Fermarsi a guardare le nuvole che corrono nel cielo, le tortore volare rincorse dal vento, le ombre riflesse sull’asfalto bagnato, i mattoni e le pietre che raccontano la vita trascorsa invano. Fermarsi ad ascoltare i propri passi, sempre più lenti e stanchi. In mezzo a una moltitudine di corpi e storie ritrovarsi soli, dimenticati, inesistenti.

Cosa aveva vissuto a fare? In cambio di cosa aveva barattato la sua giovinezza, i suoi sogni? A cosa gli serviva, ora, tutto quello che aveva imparato, tutto quello che aveva vissuto?

Carlo sbriciolò ancora un po’ di pane rinsecchito. Le tortore tornarono ad accalcarsi ai suoi piedi, frenetiche e prepotenti, disturbate solo dal passaggio distratto dei frequentatori del parco che passeggiavano ignari, perlopiù chini sui loro telefoni cellulari. Sospirò – una, due, tre volte, e ad ogni sospiro pareva rimpicciolirsi, la testa spariva sempre più nelle spalle.

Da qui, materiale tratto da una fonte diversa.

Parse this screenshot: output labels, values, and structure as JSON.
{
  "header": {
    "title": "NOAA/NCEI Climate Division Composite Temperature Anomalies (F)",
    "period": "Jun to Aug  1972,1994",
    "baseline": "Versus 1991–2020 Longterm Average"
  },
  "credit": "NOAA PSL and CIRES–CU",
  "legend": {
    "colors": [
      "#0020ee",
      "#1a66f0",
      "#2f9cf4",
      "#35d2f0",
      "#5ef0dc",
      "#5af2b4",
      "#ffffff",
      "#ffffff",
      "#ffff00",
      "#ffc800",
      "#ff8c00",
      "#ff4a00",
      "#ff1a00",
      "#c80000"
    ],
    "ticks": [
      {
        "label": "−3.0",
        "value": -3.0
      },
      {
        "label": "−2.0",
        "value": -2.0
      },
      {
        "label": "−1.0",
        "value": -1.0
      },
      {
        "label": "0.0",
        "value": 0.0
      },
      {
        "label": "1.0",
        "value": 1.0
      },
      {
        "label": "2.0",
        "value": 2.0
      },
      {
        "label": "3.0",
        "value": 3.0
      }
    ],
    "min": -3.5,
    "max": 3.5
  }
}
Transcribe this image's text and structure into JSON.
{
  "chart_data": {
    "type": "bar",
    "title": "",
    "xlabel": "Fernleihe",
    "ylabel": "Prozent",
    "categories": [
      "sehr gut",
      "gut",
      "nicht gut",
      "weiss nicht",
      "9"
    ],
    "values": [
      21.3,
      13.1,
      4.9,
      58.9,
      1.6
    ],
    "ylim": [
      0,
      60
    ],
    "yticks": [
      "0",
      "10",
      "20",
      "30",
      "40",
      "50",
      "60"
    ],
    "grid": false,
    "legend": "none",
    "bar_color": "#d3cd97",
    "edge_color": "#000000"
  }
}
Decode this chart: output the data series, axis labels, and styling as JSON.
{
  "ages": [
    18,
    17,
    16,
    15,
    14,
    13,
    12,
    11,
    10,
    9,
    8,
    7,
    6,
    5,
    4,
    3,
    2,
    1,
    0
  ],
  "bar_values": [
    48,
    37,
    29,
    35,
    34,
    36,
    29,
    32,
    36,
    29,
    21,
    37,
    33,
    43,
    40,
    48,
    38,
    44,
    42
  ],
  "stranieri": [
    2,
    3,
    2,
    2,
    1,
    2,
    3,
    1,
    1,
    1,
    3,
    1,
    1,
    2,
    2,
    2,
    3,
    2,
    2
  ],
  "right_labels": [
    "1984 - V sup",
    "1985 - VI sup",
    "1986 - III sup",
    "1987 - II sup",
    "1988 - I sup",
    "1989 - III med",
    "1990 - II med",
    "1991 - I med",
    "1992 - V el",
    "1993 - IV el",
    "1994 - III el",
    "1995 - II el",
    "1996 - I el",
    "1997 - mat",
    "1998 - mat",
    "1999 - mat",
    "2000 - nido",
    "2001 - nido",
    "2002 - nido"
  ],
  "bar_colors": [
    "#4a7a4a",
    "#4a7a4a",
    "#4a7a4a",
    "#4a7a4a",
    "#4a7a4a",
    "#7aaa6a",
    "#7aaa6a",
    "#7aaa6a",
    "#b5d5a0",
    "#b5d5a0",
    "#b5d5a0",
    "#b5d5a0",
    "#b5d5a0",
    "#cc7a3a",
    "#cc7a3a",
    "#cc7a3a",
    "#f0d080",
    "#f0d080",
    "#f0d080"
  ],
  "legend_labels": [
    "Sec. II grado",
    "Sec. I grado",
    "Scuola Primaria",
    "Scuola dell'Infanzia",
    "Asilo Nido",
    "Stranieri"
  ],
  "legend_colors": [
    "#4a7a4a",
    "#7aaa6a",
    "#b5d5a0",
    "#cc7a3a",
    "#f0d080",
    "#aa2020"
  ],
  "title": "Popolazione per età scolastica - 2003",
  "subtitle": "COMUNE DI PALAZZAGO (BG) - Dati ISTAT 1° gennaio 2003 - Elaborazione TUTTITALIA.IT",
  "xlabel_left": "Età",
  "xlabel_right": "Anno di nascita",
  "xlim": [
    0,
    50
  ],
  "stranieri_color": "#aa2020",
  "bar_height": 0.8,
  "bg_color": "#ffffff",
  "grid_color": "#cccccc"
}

Vecchio. Era diventato vecchio. All’improvviso. Se solo se ne fosse accorto avrebbe avuto il tempo di abituarsi, di correre in qualche modo ai ripari, non avrebbe buttato via i suoi giorni – come spesso aveva fatto inseguendo chimere -, non avrebbe sprecato occasioni quasi credesse d’essere immortale, quasi credesse che la giovinezza, la forza, la bellezza non lo avrebbero mai abbandonato. Oh, sì, aveva visto i suoi amici rimbambire, avvizzire, ma non aveva pensato, mai, neppure per un solo istante, che quella stessa, iniqua sorte, lo avrebbe raggiunto e punito. La vecchiaia, la solitudine senza rimedio che spesso l’accompagna, la perdita di controllo sull’esistenza, l’istupidimento, non sono forse un castigo, una punizione inflitta per colpe non sempre commesse? Non vi è qualcosa di enormemente ingiusto e crudele nel preservare la vita ad ogni costo, nel restare vivi in un corpo che di quella vita non può più godere, che la vita rifugge con compatimento o, peggio, derisione, repulsione?

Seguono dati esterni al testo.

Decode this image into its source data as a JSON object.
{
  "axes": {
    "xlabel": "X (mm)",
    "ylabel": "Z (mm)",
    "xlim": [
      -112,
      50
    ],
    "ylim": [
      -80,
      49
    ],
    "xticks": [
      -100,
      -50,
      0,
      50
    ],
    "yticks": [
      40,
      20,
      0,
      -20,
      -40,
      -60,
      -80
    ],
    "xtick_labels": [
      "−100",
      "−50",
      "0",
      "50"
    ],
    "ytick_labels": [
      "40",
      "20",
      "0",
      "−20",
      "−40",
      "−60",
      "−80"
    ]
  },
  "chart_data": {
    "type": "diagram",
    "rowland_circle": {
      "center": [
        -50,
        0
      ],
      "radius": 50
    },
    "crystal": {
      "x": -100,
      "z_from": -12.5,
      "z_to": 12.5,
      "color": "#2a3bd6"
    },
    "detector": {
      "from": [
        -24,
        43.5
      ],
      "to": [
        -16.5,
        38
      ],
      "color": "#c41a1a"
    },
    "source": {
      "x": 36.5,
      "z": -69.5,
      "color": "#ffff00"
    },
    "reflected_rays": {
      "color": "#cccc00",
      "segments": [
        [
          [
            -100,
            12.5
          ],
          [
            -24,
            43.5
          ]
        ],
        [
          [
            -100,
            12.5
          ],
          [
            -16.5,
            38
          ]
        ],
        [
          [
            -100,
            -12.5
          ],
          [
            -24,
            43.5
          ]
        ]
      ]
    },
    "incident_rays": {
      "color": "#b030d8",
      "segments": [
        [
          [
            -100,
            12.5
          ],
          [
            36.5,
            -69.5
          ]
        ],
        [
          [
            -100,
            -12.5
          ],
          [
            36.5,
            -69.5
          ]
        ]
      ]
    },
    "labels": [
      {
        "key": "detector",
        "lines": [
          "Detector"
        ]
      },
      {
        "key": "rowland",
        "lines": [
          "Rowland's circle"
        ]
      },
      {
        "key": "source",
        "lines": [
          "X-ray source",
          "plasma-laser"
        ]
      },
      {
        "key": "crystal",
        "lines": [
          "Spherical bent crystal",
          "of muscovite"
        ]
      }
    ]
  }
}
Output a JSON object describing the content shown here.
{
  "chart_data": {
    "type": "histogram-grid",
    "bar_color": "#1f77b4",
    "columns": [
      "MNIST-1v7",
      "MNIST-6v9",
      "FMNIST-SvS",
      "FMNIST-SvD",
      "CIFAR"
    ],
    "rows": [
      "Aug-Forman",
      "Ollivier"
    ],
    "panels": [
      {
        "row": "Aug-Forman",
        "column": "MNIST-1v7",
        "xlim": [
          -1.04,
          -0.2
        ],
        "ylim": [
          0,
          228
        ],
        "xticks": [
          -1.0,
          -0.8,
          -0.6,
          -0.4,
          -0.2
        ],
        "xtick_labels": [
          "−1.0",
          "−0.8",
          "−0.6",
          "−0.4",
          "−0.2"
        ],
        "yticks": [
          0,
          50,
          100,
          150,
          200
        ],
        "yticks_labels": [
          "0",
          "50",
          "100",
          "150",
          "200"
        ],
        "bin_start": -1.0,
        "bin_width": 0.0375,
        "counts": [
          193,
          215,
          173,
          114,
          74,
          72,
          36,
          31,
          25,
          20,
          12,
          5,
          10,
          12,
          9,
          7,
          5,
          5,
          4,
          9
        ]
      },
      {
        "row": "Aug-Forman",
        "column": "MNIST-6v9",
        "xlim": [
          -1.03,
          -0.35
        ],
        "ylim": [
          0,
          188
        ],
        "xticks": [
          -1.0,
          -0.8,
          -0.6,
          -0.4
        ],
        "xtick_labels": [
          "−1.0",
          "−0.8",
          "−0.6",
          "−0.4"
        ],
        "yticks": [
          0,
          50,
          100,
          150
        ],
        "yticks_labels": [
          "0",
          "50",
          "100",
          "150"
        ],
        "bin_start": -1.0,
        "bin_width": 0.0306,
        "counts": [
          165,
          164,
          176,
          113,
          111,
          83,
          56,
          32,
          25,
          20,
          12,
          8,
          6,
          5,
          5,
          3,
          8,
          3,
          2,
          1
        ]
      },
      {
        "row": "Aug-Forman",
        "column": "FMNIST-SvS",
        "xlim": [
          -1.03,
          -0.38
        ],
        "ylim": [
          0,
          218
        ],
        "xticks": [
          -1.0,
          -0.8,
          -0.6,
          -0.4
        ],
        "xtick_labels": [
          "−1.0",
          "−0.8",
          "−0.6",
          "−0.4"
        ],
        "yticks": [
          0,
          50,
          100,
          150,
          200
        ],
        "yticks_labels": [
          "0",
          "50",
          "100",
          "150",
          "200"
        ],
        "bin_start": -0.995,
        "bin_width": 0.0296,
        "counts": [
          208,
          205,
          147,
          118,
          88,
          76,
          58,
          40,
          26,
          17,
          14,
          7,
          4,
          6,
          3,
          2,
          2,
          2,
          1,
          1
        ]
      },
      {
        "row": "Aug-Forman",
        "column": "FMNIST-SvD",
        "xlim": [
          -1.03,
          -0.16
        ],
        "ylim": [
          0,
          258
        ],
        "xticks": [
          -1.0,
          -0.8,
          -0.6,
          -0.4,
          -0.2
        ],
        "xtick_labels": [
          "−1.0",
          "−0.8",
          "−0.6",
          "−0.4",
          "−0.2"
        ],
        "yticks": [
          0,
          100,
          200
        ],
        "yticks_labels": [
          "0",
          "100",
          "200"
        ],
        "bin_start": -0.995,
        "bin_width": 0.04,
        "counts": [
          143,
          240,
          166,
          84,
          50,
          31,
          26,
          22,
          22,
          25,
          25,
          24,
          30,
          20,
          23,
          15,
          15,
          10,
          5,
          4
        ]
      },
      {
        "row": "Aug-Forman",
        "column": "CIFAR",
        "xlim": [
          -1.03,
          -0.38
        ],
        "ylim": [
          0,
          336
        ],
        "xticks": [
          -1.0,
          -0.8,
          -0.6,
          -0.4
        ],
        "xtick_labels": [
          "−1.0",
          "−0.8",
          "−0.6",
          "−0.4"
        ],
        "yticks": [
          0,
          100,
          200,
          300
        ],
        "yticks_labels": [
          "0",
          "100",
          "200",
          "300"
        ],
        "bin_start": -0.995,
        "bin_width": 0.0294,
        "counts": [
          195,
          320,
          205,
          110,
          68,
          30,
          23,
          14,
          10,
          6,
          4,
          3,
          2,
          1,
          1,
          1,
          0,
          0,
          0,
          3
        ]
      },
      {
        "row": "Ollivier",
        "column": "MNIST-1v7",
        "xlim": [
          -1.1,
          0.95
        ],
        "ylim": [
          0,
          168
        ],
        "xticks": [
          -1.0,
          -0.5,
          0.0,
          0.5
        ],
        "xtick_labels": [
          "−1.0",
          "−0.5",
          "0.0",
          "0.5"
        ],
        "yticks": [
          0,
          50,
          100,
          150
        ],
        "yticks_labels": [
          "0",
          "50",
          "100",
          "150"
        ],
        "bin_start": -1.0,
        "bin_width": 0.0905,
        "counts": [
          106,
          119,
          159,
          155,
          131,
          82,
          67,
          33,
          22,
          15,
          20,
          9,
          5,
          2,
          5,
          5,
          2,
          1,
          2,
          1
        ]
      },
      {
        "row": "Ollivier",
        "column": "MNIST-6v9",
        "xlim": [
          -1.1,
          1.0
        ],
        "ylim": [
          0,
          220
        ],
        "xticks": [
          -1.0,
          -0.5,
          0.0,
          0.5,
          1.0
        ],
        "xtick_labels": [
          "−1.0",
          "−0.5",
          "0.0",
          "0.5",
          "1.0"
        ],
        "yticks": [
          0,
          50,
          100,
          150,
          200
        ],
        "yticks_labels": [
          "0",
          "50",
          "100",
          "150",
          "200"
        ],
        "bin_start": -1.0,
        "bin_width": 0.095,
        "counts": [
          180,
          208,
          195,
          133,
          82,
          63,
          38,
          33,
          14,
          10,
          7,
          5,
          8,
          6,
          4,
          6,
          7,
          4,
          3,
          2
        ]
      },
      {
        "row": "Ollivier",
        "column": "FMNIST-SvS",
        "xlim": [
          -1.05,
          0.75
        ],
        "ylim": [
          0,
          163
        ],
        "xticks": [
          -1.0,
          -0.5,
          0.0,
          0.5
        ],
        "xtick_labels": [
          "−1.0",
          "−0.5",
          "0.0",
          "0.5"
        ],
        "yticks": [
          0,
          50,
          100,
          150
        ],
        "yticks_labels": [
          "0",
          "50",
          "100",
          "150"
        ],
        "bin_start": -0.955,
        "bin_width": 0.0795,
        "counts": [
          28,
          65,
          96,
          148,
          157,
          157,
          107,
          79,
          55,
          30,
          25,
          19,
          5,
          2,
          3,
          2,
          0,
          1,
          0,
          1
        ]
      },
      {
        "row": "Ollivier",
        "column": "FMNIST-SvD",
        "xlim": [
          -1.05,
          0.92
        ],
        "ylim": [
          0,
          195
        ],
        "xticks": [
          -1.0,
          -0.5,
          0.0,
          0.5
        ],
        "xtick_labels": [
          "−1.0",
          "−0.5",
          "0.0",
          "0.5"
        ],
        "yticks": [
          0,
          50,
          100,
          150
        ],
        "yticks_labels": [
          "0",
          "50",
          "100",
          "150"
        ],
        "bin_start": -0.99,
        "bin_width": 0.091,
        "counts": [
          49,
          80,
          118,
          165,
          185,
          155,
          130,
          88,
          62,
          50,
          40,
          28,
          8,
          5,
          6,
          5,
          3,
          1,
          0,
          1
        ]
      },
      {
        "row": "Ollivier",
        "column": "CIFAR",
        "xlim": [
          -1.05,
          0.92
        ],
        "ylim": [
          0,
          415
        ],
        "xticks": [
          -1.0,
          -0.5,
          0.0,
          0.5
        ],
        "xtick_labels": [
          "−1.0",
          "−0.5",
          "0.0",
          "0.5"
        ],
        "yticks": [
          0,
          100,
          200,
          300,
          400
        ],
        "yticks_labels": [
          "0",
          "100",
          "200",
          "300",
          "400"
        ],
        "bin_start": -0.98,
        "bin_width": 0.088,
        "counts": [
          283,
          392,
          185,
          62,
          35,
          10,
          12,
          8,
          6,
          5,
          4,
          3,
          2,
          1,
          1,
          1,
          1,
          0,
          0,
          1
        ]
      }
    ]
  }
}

I pensieri si erano fatti cupi ancor più del solito e Carlo era diventato minuscolo sul serio, tutto rannicchiato, inghiottito dall’ombra nera della sua figura.

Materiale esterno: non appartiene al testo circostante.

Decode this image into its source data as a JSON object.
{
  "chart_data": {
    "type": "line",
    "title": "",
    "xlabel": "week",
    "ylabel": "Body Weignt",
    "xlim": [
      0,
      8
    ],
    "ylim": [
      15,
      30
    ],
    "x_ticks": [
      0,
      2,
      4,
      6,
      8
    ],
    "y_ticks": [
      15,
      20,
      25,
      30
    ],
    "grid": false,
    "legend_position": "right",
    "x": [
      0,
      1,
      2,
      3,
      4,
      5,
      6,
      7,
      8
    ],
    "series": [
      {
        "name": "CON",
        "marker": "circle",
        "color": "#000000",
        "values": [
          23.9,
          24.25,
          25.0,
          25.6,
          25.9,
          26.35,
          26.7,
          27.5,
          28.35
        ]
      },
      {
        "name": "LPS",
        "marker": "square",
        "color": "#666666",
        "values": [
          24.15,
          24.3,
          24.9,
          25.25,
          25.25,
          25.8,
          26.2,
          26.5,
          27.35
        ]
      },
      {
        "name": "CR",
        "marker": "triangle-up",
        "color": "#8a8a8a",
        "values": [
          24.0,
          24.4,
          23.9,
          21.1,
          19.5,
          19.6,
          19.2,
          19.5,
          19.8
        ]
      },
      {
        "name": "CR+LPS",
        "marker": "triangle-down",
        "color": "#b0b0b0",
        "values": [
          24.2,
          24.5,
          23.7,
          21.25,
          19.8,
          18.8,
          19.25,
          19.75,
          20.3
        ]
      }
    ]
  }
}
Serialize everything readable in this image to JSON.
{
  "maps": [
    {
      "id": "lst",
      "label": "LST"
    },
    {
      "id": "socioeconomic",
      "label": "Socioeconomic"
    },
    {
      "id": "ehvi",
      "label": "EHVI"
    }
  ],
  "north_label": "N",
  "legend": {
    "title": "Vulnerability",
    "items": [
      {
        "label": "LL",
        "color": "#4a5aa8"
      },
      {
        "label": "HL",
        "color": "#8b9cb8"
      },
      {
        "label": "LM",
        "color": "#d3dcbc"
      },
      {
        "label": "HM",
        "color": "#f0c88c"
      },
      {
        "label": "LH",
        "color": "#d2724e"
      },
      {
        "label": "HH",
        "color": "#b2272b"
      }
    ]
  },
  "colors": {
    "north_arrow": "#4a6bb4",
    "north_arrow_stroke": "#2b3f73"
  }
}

Se le persone che gli passavano accanto avessero alzato lo sguardo, si fossero interessate a ciò che gli accadeva intorno, avrebbero assistito ad un fatto straordinario: avrebbero visto un fagotto di lana scura da cui uscivano due mani bianche intente a far briciole, quasi scintillanti al sole, staccarsi, allontanarsi dalle maniche, fendere l’aria con pochi, armoniosi movimenti, inforcare un colpo di vento, distendersi su una corrente ascensionale e in un lampo raggiungere le nuvole. Avrebbero visto una festa di ali e dita sollevarsi da terra, sparire oltre gli alberi, conquistare il cielo, finalmente libere. Invece, i pochi che si distrassero dai propri pensieri, dai propri telefoni, videro solo un cappotto abbandonato su una panchina.